País marca passo na pesquisa
Interfarma 31/03/2014

País marca passo na pesquisa

Folha de S. Paulo
Jornalista: Rafael Garcia

O Brasil é um país com bom potencial para ampliar sua participação no mercado mundial de pesquisas clínicas, mas tem perdido oportunidades em razão da demora dos órgãos reguladores em autorizar projetos, o que envolve três instâncias.

Quando uma empresa farmacêutica se junta a um hospital para testar uma droga, precisa antes ter o protocolo de pesquisa aprovado por um CEP (Conselho de Ética em Pesquisa), normalmente ligado ao próprio centro, que o encaminha à Conep (Comissão Nacional de Ética em Pesquisa). Em paralelo, aspectos de segurança são avaliados pela Anvisa (Agência Nacional de Vigilância Sanitária).

Para João Massud Filho, presidente da Sociedade Brasileira de Medicina Farmacêutica e palestrante do Fórum a Saúde do Brasil, da Folha, essas instâncias atravancam o avanço do setor. “O Brasil não recebe nem 1% do investimento mundial em pesquisa e desenvolvimento na área clínica, embora seja o sétimo maior mercado farmacêutico do mundo”, diz.

Antônio Britto, presidente-executivo da Interfarma (Associação da Indústria Farmacêutica de Pesquisa), estima que o sistema brasileiro leve “mais que o dobro do tempo para aprovar novas pesquisas, em comparação com a média mundial”. A maior dificuldade é a de entrar em protocolos internacionais.

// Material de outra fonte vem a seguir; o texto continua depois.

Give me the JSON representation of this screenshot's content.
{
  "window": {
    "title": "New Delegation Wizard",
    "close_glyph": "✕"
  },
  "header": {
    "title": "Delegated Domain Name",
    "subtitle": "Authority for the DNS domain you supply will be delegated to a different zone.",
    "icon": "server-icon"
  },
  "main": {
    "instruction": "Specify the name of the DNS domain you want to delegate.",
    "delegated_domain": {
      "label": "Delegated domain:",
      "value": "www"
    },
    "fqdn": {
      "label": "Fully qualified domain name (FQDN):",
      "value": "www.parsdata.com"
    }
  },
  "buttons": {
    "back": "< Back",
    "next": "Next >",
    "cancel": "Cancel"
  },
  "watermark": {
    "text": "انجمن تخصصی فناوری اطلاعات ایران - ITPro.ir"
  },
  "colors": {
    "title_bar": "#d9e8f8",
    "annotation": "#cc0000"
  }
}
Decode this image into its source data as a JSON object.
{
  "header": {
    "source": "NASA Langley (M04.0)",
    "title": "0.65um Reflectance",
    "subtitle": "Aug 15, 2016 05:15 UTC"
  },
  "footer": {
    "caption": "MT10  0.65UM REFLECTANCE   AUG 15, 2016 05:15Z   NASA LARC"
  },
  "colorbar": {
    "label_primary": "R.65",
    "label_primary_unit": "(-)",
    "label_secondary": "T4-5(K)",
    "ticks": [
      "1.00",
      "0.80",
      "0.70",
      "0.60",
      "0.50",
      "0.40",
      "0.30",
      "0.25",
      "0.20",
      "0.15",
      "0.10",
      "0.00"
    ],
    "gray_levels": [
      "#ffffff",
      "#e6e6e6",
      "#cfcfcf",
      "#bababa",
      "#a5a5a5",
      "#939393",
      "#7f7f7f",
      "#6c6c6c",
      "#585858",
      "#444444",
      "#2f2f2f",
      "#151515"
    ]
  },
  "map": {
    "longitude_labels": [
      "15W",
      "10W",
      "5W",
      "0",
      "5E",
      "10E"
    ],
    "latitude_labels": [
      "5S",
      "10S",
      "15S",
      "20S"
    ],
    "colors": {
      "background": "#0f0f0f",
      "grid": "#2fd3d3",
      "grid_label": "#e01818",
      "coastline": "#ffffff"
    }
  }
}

“Apenas 18 empresas consultadas perderam 112 estudos no ano passado”, diz Britto. “Em 61 estudos, quando a resposta foi dada, os trabalhos já estavam em execução no resto do mundo. O mundo não espera pelo Brasil.” O Brasil é o segundo país mais lento para aprovar testes, perdendo apenas para a China (veja quadro acima).

CHANCE DE CURA

Em alguns casos, pacientes graves com câncer deixaram de receber terapias experimentais que teriam chance de cura, ainda que remota.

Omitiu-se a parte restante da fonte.